Certains cas échappent au délai de carence
Le délai de carence ne s’applique pas dans toutes les situations. Des exceptions existent, notamment pour certains remplacements, les emplois saisonniers ou les contrats conclus dans des secteurs où il est d’usage constant de ne pas recourir au CDI pour certains emplois temporaires.
Ces exceptions doivent toutefois être maniées avec prudence. Elles ne permettent pas de contourner la finalité du CDD. Si l’entreprise a durablement besoin d’un salarié sur le même poste, avec les mêmes tâches et une organisation stable, l’absence de carence ne suffira pas toujours à sécuriser la pratique.
Les erreurs qui peuvent entraîner une requalification en CDI
La sanction principale en cas de non-respect des règles est la requalification du CDD en CDI. Elle peut être demandée par le salarié devant le conseil de prud’hommes lorsque le contrat ne respecte pas les conditions légales de recours, de durée, de renouvellement ou de forme.
Les erreurs les plus sensibles sont souvent très concrètes : un avenant signé trop tard, un troisième renouvellement non autorisé, une durée totale qui dépasse 18 mois dans le cas général ou une succession de CDD sans délai de carence sur un poste identique.
Checklist pratique avant de signer
Avant de renouveler un CDD, employeur et salarié ont intérêt à vérifier quelques points simples. Cette relecture évite de se concentrer uniquement sur la date de fin et d’oublier les autres conditions de validité.
- Le contrat initial prévoit-il une clause de renouvellement ou faut-il signer un avenant ?
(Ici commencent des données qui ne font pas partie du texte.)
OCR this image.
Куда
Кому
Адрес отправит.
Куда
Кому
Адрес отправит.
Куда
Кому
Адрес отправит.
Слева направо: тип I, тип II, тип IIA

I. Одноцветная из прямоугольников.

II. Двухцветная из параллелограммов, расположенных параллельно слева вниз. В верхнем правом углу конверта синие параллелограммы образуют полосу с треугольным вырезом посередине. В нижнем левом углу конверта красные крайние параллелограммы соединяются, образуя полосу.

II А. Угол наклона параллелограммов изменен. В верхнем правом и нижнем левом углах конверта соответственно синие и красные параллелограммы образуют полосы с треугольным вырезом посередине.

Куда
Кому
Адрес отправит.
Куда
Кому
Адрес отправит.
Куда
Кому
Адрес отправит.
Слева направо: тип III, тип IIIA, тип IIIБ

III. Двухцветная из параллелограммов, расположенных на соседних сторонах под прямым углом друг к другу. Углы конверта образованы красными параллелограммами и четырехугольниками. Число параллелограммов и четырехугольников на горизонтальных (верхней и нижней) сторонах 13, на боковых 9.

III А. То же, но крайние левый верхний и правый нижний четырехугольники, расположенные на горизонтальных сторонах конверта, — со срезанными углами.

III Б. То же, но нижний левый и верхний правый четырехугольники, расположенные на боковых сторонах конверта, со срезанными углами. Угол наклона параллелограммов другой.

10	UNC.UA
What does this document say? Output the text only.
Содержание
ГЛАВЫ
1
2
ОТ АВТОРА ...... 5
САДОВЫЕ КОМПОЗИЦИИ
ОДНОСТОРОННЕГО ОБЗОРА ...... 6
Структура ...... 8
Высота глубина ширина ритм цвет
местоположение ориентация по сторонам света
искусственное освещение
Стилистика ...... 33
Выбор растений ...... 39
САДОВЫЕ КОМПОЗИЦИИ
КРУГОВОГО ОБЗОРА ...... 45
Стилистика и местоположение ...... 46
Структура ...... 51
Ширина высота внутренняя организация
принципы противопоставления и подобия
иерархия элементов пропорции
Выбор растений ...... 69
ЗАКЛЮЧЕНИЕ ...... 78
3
- Le renouvellement est-il formalisé avant la fin du CDD en cours ?
- Le nombre total de renouvellements reste-t-il limité à 2, sauf règle conventionnelle différente ?
- La durée totale respecte-t-elle le plafond applicable : 18 mois en principe, 9 ou 24 mois dans certains cas ?
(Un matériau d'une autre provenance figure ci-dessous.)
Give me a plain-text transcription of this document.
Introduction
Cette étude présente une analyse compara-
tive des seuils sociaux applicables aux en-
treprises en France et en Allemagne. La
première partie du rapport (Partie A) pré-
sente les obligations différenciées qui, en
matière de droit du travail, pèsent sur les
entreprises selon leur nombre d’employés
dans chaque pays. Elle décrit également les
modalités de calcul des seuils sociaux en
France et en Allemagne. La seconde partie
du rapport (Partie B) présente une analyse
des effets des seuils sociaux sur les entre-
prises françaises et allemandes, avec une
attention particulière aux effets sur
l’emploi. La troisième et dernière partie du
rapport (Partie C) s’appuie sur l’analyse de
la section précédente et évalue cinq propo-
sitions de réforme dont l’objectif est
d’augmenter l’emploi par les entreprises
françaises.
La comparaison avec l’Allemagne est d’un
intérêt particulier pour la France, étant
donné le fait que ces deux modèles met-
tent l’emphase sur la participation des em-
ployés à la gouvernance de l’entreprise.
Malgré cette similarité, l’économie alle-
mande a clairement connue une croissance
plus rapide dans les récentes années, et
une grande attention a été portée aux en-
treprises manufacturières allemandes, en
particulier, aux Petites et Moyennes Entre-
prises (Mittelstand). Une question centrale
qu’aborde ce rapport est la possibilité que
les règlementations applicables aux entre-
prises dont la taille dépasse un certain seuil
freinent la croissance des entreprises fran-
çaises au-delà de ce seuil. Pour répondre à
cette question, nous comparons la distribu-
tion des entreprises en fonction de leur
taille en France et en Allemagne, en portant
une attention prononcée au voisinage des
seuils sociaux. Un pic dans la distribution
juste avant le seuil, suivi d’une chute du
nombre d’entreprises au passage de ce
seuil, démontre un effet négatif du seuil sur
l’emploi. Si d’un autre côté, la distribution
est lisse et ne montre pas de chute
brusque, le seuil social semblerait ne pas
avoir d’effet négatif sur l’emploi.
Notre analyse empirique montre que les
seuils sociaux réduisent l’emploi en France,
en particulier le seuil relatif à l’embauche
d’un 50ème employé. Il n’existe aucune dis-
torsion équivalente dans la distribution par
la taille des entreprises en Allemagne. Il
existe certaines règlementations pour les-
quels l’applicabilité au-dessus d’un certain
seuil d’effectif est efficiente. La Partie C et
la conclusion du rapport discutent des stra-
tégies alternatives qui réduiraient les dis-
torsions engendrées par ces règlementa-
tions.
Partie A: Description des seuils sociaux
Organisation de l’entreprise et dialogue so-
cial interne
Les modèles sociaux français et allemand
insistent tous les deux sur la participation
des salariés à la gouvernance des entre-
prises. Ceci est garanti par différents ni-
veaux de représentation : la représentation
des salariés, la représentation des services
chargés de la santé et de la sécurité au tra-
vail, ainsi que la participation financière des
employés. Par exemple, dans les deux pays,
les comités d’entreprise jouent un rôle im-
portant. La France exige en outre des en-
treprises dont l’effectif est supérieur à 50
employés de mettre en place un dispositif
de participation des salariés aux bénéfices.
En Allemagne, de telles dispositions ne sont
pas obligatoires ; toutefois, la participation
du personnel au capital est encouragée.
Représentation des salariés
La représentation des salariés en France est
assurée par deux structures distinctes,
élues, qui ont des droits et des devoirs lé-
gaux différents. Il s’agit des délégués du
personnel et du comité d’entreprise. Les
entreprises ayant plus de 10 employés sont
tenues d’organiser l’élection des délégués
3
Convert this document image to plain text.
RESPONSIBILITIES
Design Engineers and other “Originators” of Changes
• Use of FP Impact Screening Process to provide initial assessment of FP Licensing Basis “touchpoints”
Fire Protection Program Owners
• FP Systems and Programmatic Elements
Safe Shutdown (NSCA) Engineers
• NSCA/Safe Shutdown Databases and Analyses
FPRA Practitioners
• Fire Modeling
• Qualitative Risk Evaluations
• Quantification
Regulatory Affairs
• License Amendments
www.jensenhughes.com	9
- Le motif du CDD reste-t-il temporaire et identique ?
- En cas de nouveau CDD sur le même poste, le délai de carence est-il respecté ?
Pour sécuriser une situation particulière, il est recommandé de consulter la convention collective applicable et les textes officiels, notamment l’article L1242-8-1 du Code du travail. En cas de doute sur un enchaînement de contrats ou une exception sectorielle, un avis juridique peut éviter un contentieux coûteux.